Favorite work of nonfiction. I only read a few books of nonfiction this year but Frank Westerman’s Engineers of the Human Soul: The Grandiose Propaganda of Stalin’s Russia (previous post), translated from the Dutch by Sam Garrett, was my kind of book, thanks to its combination of socialist realism and irrigation in the Soviet Union.
Travel. Book-related travel was a treat, a big highlight of 2011: I met a lot of you at the London Book Fair, BookExpo America, and the American Literary Translators Association Conference. I hope to see and meet more of you in 2012, particularly given the market focus on Russia at BookExpo America—I’ve already been excited about BEA 2012 for over a year! I’m sure I’ll be writing more about BEA when details are available.

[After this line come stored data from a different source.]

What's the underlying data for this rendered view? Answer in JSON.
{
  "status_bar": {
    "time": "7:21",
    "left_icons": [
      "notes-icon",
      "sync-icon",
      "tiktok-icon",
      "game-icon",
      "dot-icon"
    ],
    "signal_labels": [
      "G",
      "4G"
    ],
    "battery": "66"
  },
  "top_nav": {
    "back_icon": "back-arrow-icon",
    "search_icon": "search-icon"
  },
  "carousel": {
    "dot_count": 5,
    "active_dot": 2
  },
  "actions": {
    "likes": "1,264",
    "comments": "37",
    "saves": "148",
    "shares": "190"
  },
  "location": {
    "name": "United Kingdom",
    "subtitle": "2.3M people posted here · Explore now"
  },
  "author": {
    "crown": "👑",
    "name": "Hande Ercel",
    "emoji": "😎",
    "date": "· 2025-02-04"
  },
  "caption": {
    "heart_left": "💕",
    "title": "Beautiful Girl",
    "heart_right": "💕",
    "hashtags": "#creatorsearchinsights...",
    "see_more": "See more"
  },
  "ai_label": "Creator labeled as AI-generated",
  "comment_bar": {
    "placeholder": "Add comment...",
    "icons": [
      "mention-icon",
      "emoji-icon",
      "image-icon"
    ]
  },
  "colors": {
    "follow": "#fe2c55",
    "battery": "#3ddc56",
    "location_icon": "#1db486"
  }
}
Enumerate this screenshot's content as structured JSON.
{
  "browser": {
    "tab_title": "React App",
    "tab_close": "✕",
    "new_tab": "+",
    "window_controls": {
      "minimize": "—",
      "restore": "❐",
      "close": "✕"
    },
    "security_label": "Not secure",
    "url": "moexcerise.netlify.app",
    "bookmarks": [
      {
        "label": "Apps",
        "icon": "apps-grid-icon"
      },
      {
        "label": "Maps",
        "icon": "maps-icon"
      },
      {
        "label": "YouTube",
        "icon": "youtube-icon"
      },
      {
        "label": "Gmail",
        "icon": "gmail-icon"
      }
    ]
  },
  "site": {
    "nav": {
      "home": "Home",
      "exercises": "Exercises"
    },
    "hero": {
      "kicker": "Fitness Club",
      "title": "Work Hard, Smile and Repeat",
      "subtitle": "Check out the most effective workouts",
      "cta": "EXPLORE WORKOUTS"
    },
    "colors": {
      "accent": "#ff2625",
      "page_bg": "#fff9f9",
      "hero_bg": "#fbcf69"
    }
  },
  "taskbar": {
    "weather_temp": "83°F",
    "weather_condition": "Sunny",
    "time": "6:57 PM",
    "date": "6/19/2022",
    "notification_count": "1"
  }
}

What’s next? This isn’t book news, but I’m also excited about 2012 because I’ll be teaching first-year Russian at Bowdoin College next semester. I particularly love teaching first-year courses so am looking forward to getting started. As for reading, I don’t make resolutions but I am planning on at least one geographically based book sequence, beginning with St. Petersburg: some of Gogol’s Petersburg stories, Bely’s Petersburg, and perhaps Bykov’s Ostromov. I’m already thinking that a Moscow sequence might be fun for the second half of the year. I still have a clump of Shklovsky books on the shelf, too, just waiting for a mini-marathon.
Finally, I want to thank all of you for your visits, comments, book recommendations, and e-mail messages. It’s always fun to hear from you! I wish everyone lots of enjoyable reading in 2012… Happy new year!
Disclosures: The usual. Previous posts that I have referenced in this post contain further disclosure information about individual books and relationships.